Quantitative Finance:
One of the projects that I have been wanting to do for a long time is to have an automated trading system that does trades on my behalf based on programmed algorithms. I’ve been learning a lot about the financial markets over the course of the past few weeks. Some important lessons I’ve found along the way as I am tracking the Indian Equities Market in 2024:
- Keep things simple, don’t use the latest tech just for the sake of it: Trying to write your own APIs in Rust/C++ to analyse market data can be cumbersome. Python seems to be the easiest and quickest. When you are short on time and want to prototype ideas quickly, it does not make sense to reinvent the wheel in another programming language, unless you are interested in learning it.
- Statistical tools can be powerful: Simple statistical tools can generate great insight into the market behaviour. Be wary, sometimes statistics can also be misleading when not used correctly.

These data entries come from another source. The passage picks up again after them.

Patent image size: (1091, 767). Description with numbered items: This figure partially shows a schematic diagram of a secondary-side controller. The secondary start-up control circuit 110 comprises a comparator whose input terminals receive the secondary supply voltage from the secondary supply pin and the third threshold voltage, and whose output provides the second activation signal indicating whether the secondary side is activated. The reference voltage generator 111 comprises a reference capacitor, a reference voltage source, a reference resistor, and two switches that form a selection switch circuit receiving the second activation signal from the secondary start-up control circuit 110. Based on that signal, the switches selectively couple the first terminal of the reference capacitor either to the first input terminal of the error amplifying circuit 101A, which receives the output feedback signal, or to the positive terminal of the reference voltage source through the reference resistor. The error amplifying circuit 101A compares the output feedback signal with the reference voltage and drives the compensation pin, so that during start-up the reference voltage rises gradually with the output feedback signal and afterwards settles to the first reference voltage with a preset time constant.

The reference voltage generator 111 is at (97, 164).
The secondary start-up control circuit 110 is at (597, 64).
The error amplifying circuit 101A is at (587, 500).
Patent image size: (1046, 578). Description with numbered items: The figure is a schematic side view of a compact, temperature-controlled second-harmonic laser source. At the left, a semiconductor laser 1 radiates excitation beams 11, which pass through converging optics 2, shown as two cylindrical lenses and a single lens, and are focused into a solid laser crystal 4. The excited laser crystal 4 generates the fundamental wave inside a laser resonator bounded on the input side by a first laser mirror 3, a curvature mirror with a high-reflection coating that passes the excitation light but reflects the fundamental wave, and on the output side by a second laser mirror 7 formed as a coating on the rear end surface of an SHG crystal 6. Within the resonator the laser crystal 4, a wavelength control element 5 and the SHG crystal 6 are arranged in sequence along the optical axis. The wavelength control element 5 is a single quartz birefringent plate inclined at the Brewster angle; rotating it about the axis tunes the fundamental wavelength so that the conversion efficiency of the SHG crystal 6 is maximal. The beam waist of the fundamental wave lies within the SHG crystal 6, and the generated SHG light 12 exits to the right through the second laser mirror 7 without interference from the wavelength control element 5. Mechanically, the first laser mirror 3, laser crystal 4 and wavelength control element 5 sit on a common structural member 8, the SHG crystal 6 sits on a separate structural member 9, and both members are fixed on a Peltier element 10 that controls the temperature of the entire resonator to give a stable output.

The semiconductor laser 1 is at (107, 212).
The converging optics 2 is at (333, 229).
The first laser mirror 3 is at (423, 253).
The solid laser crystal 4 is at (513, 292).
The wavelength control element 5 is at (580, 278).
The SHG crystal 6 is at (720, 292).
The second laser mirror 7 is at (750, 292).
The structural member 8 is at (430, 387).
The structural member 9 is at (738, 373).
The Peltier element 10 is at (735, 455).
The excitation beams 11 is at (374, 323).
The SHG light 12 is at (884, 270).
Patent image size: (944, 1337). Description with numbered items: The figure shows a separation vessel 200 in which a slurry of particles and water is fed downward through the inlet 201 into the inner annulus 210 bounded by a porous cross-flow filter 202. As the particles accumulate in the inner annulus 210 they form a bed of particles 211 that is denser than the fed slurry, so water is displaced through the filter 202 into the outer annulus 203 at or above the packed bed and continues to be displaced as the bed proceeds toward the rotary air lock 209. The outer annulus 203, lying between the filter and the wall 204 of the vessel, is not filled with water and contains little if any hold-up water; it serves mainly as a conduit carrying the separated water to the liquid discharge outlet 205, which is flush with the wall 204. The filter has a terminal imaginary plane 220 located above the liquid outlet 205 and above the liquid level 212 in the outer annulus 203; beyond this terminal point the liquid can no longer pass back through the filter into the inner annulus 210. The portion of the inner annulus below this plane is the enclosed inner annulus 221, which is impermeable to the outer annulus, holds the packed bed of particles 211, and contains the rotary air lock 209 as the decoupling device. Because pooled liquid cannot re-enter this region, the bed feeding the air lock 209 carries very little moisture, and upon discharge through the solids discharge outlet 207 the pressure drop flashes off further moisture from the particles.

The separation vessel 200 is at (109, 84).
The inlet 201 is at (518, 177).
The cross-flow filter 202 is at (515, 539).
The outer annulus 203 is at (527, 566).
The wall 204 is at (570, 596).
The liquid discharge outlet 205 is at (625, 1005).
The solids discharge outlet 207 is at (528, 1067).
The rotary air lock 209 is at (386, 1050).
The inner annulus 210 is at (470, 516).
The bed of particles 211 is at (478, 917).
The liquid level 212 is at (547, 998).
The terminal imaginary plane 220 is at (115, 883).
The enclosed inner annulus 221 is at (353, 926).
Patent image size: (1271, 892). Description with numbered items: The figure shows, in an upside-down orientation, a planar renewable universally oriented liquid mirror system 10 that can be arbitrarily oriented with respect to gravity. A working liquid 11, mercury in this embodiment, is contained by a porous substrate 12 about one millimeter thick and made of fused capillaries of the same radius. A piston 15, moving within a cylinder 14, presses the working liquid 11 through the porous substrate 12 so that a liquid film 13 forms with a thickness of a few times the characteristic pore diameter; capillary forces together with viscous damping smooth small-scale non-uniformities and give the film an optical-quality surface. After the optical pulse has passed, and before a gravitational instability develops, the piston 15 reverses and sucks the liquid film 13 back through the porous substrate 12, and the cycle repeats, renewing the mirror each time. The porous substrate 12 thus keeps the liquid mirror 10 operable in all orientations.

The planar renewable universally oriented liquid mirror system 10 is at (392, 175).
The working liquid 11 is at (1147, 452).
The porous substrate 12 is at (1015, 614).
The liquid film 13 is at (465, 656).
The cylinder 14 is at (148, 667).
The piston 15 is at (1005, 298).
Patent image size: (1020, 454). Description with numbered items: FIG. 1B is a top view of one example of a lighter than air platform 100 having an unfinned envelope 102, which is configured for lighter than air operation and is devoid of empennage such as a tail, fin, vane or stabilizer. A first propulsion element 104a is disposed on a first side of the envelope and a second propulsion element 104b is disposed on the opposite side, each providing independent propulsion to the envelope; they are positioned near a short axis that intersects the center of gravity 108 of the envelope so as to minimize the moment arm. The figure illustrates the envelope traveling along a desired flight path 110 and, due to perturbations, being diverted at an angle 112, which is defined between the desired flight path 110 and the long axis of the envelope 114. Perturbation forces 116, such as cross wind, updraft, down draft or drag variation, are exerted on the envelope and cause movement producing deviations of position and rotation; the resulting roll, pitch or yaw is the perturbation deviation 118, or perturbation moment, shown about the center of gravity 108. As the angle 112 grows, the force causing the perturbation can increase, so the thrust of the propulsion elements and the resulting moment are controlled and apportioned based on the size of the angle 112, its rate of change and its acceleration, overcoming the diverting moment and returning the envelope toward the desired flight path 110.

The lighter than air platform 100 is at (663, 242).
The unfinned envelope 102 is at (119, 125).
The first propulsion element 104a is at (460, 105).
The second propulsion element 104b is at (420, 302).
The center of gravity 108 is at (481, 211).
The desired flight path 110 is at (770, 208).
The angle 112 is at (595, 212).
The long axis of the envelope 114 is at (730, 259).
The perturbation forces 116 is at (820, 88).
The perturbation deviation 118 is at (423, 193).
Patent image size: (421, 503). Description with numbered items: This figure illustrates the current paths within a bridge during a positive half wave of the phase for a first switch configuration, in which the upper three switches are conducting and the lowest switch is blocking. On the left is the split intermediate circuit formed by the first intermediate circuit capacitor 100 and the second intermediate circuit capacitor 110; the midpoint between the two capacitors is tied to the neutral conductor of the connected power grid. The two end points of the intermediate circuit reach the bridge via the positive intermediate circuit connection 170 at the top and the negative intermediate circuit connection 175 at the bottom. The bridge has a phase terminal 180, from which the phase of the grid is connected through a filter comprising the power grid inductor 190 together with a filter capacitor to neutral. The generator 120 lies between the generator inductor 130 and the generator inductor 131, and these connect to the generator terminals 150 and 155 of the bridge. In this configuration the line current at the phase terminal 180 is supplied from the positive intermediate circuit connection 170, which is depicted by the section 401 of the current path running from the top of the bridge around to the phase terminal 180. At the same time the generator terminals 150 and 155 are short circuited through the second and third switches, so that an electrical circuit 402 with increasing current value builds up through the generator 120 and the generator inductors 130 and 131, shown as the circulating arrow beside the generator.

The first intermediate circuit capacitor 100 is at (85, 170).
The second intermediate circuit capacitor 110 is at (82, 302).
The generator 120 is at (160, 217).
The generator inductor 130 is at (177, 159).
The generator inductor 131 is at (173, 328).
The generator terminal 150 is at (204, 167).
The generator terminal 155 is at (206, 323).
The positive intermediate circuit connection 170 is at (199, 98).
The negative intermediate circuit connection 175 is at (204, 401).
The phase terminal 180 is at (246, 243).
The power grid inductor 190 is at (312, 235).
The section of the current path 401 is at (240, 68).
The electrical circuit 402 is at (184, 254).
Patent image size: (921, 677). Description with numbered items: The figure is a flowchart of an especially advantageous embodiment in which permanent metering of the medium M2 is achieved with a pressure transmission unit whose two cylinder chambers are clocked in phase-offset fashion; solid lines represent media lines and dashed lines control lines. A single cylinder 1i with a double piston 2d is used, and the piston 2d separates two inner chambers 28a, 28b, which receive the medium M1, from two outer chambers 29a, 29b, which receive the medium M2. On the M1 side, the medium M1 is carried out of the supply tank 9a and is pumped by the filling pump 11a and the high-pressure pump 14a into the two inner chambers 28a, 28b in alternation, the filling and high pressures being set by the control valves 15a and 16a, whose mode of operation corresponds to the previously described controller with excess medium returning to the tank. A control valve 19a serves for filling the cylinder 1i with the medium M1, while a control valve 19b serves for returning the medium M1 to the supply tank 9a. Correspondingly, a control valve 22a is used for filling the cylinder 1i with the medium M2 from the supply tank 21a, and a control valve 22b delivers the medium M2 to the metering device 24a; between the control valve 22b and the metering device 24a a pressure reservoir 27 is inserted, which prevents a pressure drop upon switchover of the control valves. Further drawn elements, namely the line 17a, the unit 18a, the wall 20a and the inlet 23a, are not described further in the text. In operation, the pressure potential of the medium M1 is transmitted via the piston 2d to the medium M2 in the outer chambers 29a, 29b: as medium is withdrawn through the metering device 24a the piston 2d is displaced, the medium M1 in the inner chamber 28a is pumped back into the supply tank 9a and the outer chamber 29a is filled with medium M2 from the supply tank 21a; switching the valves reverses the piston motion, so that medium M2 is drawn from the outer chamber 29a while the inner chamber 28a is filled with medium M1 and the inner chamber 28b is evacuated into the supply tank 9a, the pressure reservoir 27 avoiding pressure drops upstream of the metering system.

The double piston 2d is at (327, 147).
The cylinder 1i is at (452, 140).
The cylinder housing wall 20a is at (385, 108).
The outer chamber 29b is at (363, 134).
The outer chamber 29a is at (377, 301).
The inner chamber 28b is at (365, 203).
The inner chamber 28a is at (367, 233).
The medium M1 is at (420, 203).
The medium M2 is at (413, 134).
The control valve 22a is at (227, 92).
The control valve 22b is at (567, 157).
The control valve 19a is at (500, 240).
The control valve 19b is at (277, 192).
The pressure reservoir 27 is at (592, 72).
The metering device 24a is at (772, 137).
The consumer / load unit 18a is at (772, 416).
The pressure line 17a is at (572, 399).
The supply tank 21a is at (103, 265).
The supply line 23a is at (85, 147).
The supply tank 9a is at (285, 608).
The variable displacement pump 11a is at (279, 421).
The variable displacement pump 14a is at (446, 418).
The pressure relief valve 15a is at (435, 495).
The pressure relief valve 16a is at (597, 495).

- News / Sentiment is more powerful than you think: Seemingly simple events like news can trigger great volatility in the market. News can sometimes also be misleading about an asset class.
- Simple APIs: Try a bunch of APIs from different vendors. I found the Yahoo Finance and AlphaVantage APIs the simplest one to use, Yahoo Finance APIs worked out of the box in my first attempt.
- Importance of Backtesting: You can come with all kinds of strategies that are based on the current data, but it’s important to validate them against historical information. Strategies that work in the current moment might not stand the test of time. It’s important to test your strategy based on data that you have not seen before (like a simulated market environment or historical data). Think of all cases your strategy might not work.
- Importance of logging: Log all information from the asset class you are analyzing.
- Visualize the data: It’s important to visualize the data you are analyzing. Combining statistics with visual information can lead to new insights.
- Success with the market does not mean you can predict the market: Your strategy might have worked at one moment, but that does not mean it can consistently work in the long term. It’s easy to fall into the trap that you can understand market trends and predict them when you see success a few times. You might be riding on trends/effects that you have not taken into account and not a result of your own strategy.
- Automate generously: Automatic analysis of portfolio and getting market insights via the use of automation can help gain some valuable insights into market behaviour.
- Learning: You can learn a lot about technology, markets, algorithms, human psychology trying to learn about markets. I think that is a great reward in itself.